From the second click then, the firm has a better idea of what to propose to the user who, according to Stankovic, is 10-15% more likely to remain engaged on the site than going elsewhere to compare. Better still, they are 18% more likely to convert. Keeping users engaged for longer, and ultimately converting them is a holy grail for any travel brand.
Simply put, intelligent recommendations, once the domain of real-world travel agencies, are now possible using this technology.
Sépage began commercialising the product in September and the firm now has ten clients. With a sales person in London and Paris, and Google helping to raise its profile, the firm is well placed to move quickly in a sizable market; the technology is relevant to all online travel agencies as well as airlines and hotels, providing they have at least 20 properties.

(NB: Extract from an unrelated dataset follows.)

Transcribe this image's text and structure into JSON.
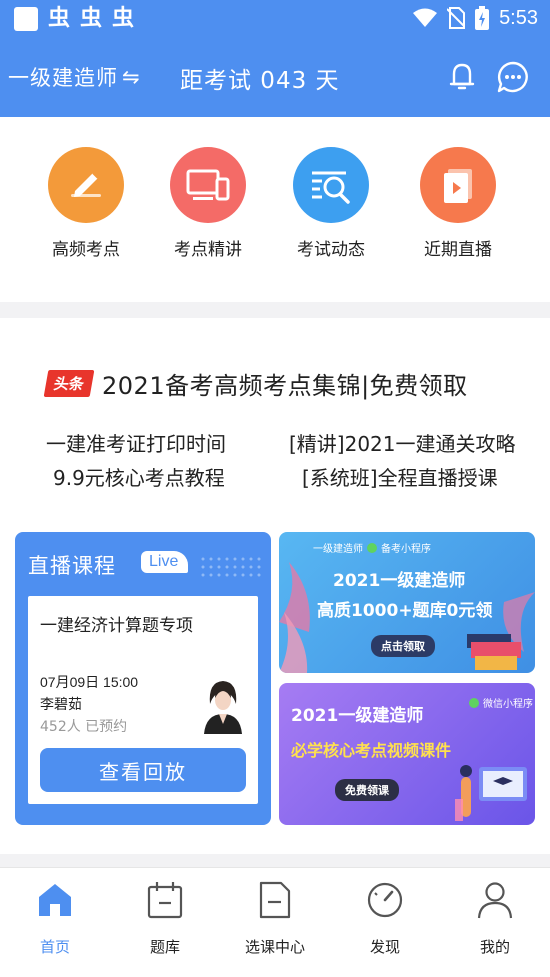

Runner up to Sépage was Revinate. The latter’s inGuest product aims to help hotels connect with guests across the entire travel lifecycle, and drive much-needed new revenues.
Sépage and Revinate beat off competition from the other ten entrants. Previous finalists of the awards have included HotelTonight, Room77, Kayak and Hipmunk.
Judges included EyeforTravel’s Gunstone, as well as Clive Jacobs, CEO, TravelWeekly, Tim Hentschel, CEO, Hotelplanner and Charlie Woolnough, an independent fund director.
Hentschel, a pioneer in the group online travel space with his firm HotelPlanner, said he was proud to chair a session which each year recognised innovation in the industry and gave support to exciting new start-ups.